A new hurling revolution?

KILLINAN END -

There is no end of credit due to Offaly for their Under-20 success. Once they process the actual loss of an All-Ireland Final, Tipp can have few regrets about the game. One ‘left after them’ it most certainly was not. In the middle third of the pitch the ravenous hunger of the Faithful County made it seem at times that they had extra players on the pitch. In the end a six-point deficit just about captured the gap between the teams. If only Offaly could generate that level of support for their Senior team in the Joe McDonagh Cup, they could revolutionise the competition.

That said, you would assume that their ambitions will stretch beyond the second tier in the coming years. In previous generations they got serious traction from limited under-age success. The team of the early 1980s had only a Leinster Under-21 title (1978) to call upon, though the 1990s group had a remarkable three Minor All-Ireland titles in four years (1986/87/89) to work from in the following decade. A rejuvenated Offaly at Senior level would add great impetus to the Leinster championship, and it is to be hoped that this transpires.

Dublin have emerged as a surprise packet in Leinster this year though they have enjoyed a bit of luck in doing so. Wexford are left to rue the concession of two late goals against Dublin in a game where they were in control. Even the Model County’s unanticipated loss to Antrim in Belfast would have mattered not a jot had they shored up their defence in those dying moments against the Dubliners.
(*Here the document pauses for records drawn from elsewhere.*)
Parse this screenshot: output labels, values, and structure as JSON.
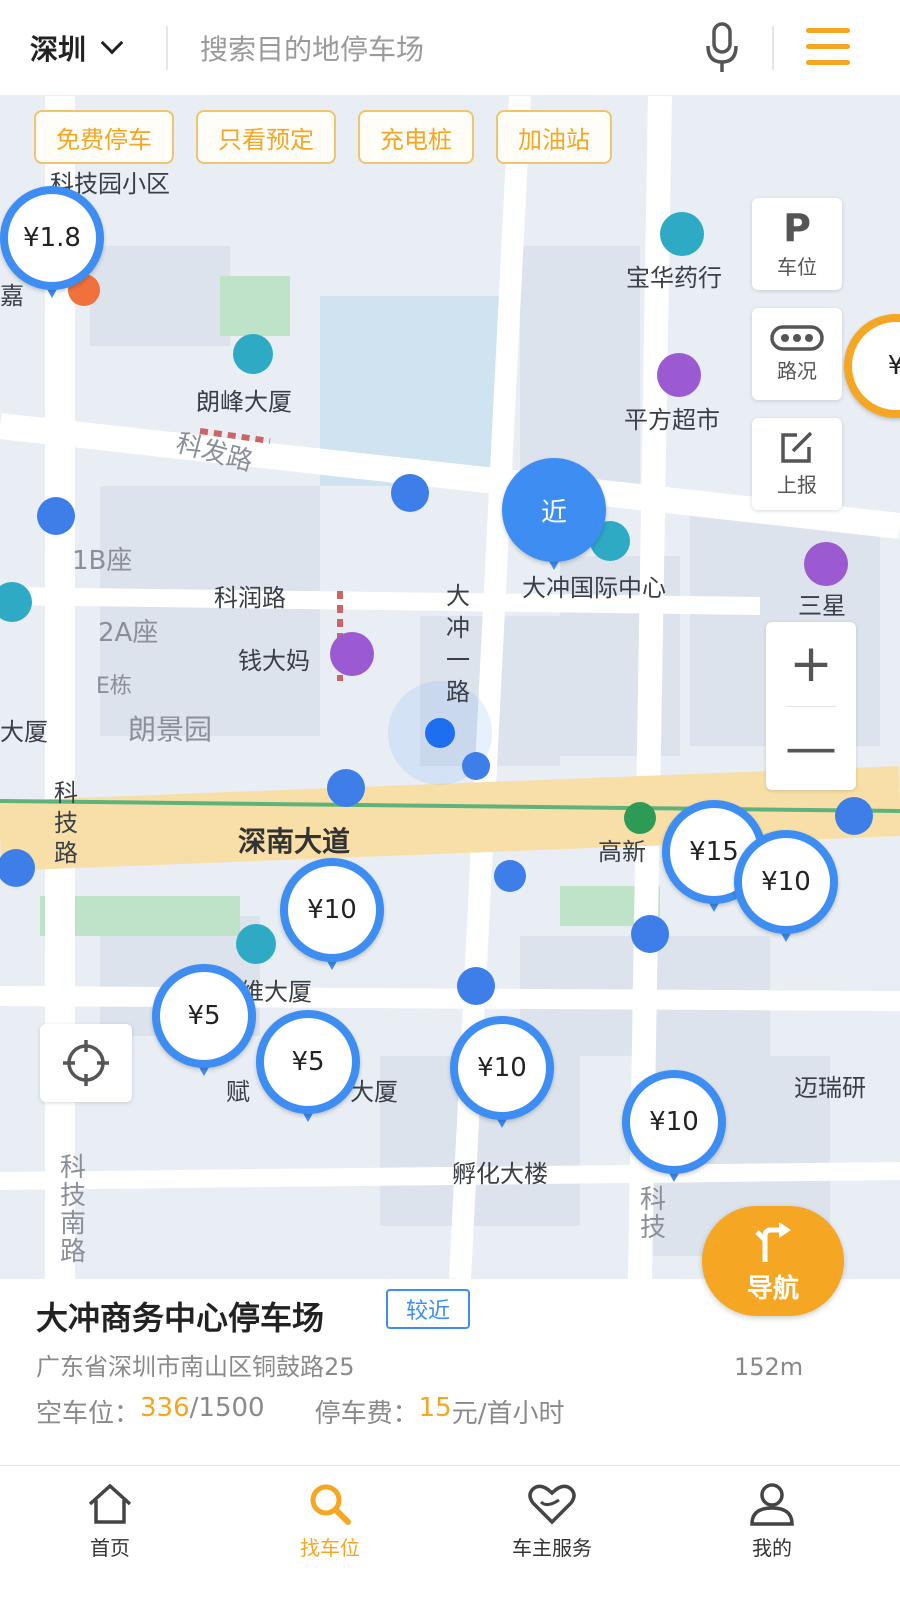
{
  "header": {
    "city": "深圳",
    "search_placeholder": "搜索目的地停车场"
  },
  "filters": [
    "免费停车",
    "只看预定",
    "充电桩",
    "加油站"
  ],
  "map_tools": {
    "parking": {
      "glyph": "P",
      "label": "车位"
    },
    "traffic": {
      "label": "路况"
    },
    "report": {
      "label": "上报"
    },
    "zoom_in": "+",
    "zoom_out": "—"
  },
  "map_labels": {
    "keji_yuan": "科技园小区",
    "jia": "嘉",
    "langfeng": "朗峰大厦",
    "kefa": "科发路",
    "b1": "1B座",
    "a2": "2A座",
    "e": "E栋",
    "dasha": "大厦",
    "langjing": "朗景园",
    "kerun": "科润路",
    "qiandama": "钱大妈",
    "dachong1": "大冲一路",
    "baohua": "宝华药行",
    "pingfang": "平方超市",
    "dachong_center": "大冲国际中心",
    "sanxing": "三星",
    "shennan": "深南大道",
    "gaoxin": "高新",
    "keji_road": "科技路",
    "weidasha": "维大厦",
    "fu": "赋",
    "dasha2": "大厦",
    "fuhua": "孵化大楼",
    "mairui": "迈瑞研",
    "keji_nan": "科技南路",
    "keji2": "科技"
  },
  "pins": [
    {
      "label": "¥1.8",
      "type": "price"
    },
    {
      "label": "近",
      "type": "near"
    },
    {
      "label": "¥10",
      "type": "price"
    },
    {
      "label": "¥15",
      "type": "price"
    },
    {
      "label": "¥10",
      "type": "price"
    },
    {
      "label": "¥5",
      "type": "price"
    },
    {
      "label": "¥5",
      "type": "price"
    },
    {
      "label": "¥10",
      "type": "price"
    },
    {
      "label": "¥10",
      "type": "price"
    },
    {
      "label": "¥",
      "type": "orange"
    }
  ],
  "navigate": {
    "label": "导航"
  },
  "lot": {
    "name": "大冲商务中心停车场",
    "tag": "较近",
    "distance": "152m",
    "address": "广东省深圳市南山区铜鼓路25",
    "spaces_label": "空车位：",
    "spaces_free": "336",
    "spaces_total": "/1500",
    "fee_label": "停车费：",
    "fee_value": "15",
    "fee_unit": "元/首小时"
  },
  "tabs": [
    {
      "label": "首页",
      "icon": "home-icon",
      "active": false
    },
    {
      "label": "找车位",
      "icon": "search-icon",
      "active": true
    },
    {
      "label": "车主服务",
      "icon": "heart-icon",
      "active": false
    },
    {
      "label": "我的",
      "icon": "user-icon",
      "active": false
    }
  ],
  "colors": {
    "accent": "#f5a623",
    "pin_blue": "#3d8df2",
    "map_bg": "#e9eef5"
  }
}
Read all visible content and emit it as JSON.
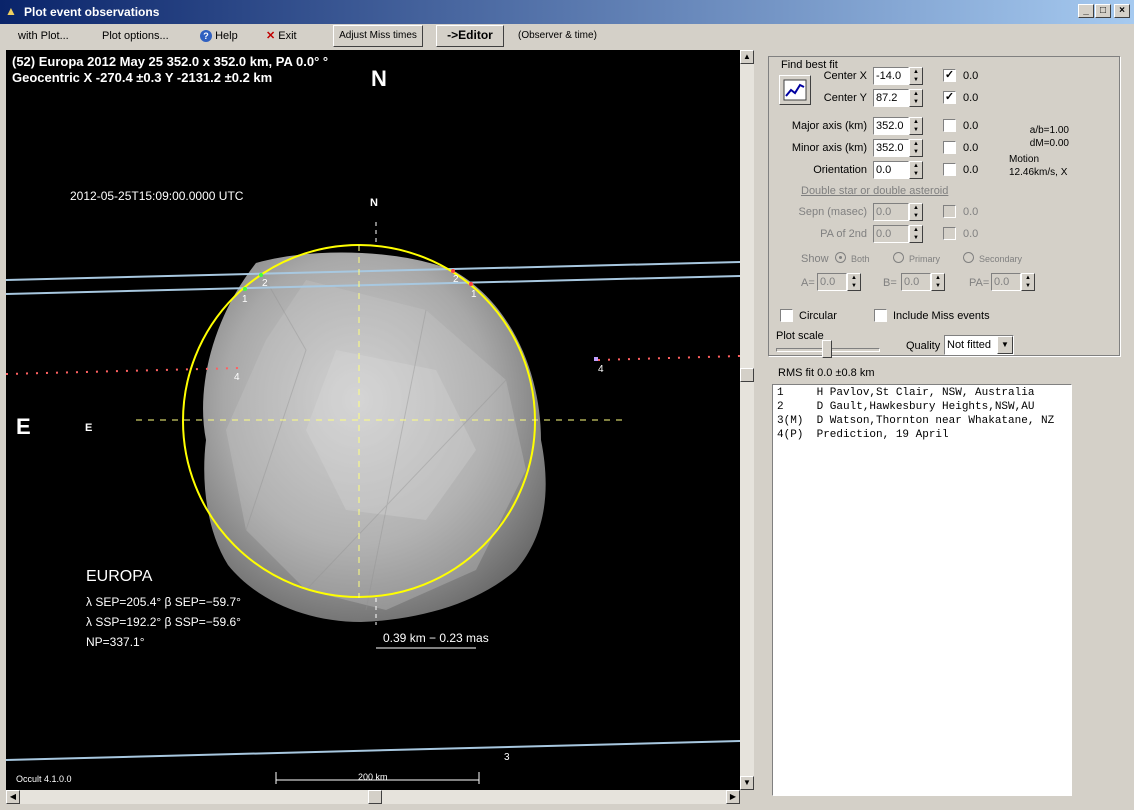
{
  "window": {
    "title": "Plot event observations"
  },
  "menu": {
    "with_plot": "with Plot...",
    "plot_options": "Plot options...",
    "help": "Help",
    "exit": "Exit",
    "adjust_miss": "Adjust Miss times",
    "editor": "->Editor",
    "observer_time": "(Observer & time)"
  },
  "plot": {
    "header_line1": "(52) Europa  2012 May 25   352.0 x 352.0 km, PA 0.0° °",
    "header_line2": "Geocentric X -270.4 ±0.3  Y -2131.2 ±0.2 km",
    "north": "N",
    "east": "E",
    "datetime": "2012-05-25T15:09:00.0000 UTC",
    "n_small": "N",
    "e_small": "E",
    "object_name": "EUROPA",
    "sep_line": "λ SEP=205.4°   β SEP=−59.7°",
    "ssp_line": "λ SSP=192.2°   β SSP=−59.6°",
    "np_line": "NP=337.1°",
    "res_line": "0.39 km  −  0.23 mas",
    "version": "Occult 4.1.0.0",
    "scale_label": "200 km",
    "chord_labels": {
      "c1a": "1",
      "c2a": "2",
      "c2b": "2",
      "c1b": "1",
      "c4a": "4",
      "c4b": "4",
      "c3": "3"
    }
  },
  "panel": {
    "group_title": "Find best fit",
    "center_x_label": "Center X",
    "center_x": "-14.0",
    "center_x_err": "0.0",
    "center_y_label": "Center Y",
    "center_y": "87.2",
    "center_y_err": "0.0",
    "major_label": "Major axis (km)",
    "major": "352.0",
    "major_err": "0.0",
    "minor_label": "Minor axis (km)",
    "minor": "352.0",
    "minor_err": "0.0",
    "orient_label": "Orientation",
    "orient": "0.0",
    "orient_err": "0.0",
    "ab_label": "a/b=1.00",
    "dm_label": "dM=0.00",
    "motion_label": "Motion",
    "motion_val": "12.46km/s, X",
    "double_title": "Double star  or  double asteroid",
    "sepn_label": "Sepn (masec)",
    "sepn": "0.0",
    "sepn_err": "0.0",
    "pa2_label": "PA of 2nd",
    "pa2": "0.0",
    "pa2_err": "0.0",
    "show_label": "Show",
    "both": "Both",
    "primary": "Primary",
    "secondary": "Secondary",
    "a_label": "A=",
    "a_val": "0.0",
    "b_label": "B=",
    "b_val": "0.0",
    "pa_label": "PA=",
    "pa_val": "0.0",
    "circular": "Circular",
    "include_miss": "Include Miss events",
    "plot_scale": "Plot scale",
    "quality_label": "Quality",
    "quality_value": "Not fitted",
    "rms": "RMS fit 0.0 ±0.8 km",
    "observers": [
      "1     H Pavlov,St Clair, NSW, Australia",
      "2     D Gault,Hawkesbury Heights,NSW,AU",
      "3(M)  D Watson,Thornton near Whakatane, NZ",
      "4(P)  Prediction, 19 April"
    ]
  },
  "colors": {
    "ellipse": "#ffff00",
    "chord": "#a8c8e0",
    "miss": "#ff6060"
  }
}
They would now take the field on Saturday evening for an Old Firm game with their neighbours, but it was not to be. Still, Dublin might argue that many a team enjoyed the rub of the green somewhere along the way and they took the chance when it came.

A man who was ahead of his time in assuring me the previous March that Limerick would win the 2018 All-Ireland title reckons that Dublin will pull Kilkenny all over Croke Park at the weekend. Maybe they will, and indeed they had a chance to put the Black and Amber away in their round-robin game. But Dublin have come up short in the fixture so often that there is a natural scepticism. In 2020, Dublin dominated Kilkenny in the second-half in Croke Park by 2-15 to 0-7. They came from sixteen points down to level in the 71st minute and still lost by a point. If was a level of avoidance of beating Kilkenny that would have even Galway in awe. If Dublin put a proper 70 minute+ performance together they have a great chance but that remains to be seen.

The Munster Final is pitched perfectly in the ideal venue. Time was when a Limerick-Clare final was a rarity coming after a few surprise results. Their 1974 meeting was their first since 1955 in a final and was Clare’s second disaster in three seasons – they had also conceded six goals against Cork in 1972, their first final against the Rebel County since Clare’s successful 1932 Munster campaign. By the time the 1981 final arrived Clare had plenty of Munster Final experience having played four of them in the 1970s albeit unsuccessfully. That year of 1981 is regarded as one of the great ones that got away in Limerick as they exited the championship to Galway in a replayed semi-final. The Limerick narrative goes that Seán Foley’s three-month suspension for a challenge on PJ Molloy was way over the top, and that a free in to equalise the drawn game was more correctly a free out. Water under the bridge now but they may have a point.

Ironically it was a man from Clare, Sixmilebridge’s Niall McInerney, who played full-back for Galway in ’81 and did a solid job in curbing the threat of a man from Offaly, Shinrone’s Joe McKenna. The South Liberties’ full-forward who crossed the Shannon to go to school in Ennis and remained in that sphere of influence, ran riot in Munster. Three goals against Tipp to achieve an unlikely looking draw, and three against Clare in the Munster Final made him the talk of the hurling world in the summer of 1981. Limerick bowed out in August in a fog of injuries and missing players. David Punch travelled to Europe, Mossie Carroll travelled to south Tipperary, and Limerick ran out of bodies.

They have their problems with bodies at the moment too. On top of Peter Casey’s terrible bad luck, Seán Finn and Séamus Flanagan are big losses if they remain unavailable. Maybe like their unlucky predecessors it will be injuries that will bring them down in the end. They have coped well in the past, winning without Cian Lynch, Declan Hannon, and Seán Finn at various stages. Rather like Dublin, if Clare can produce a near-perfect performance they might well take the laurels, but that scenario is not maybe where the wise money would go.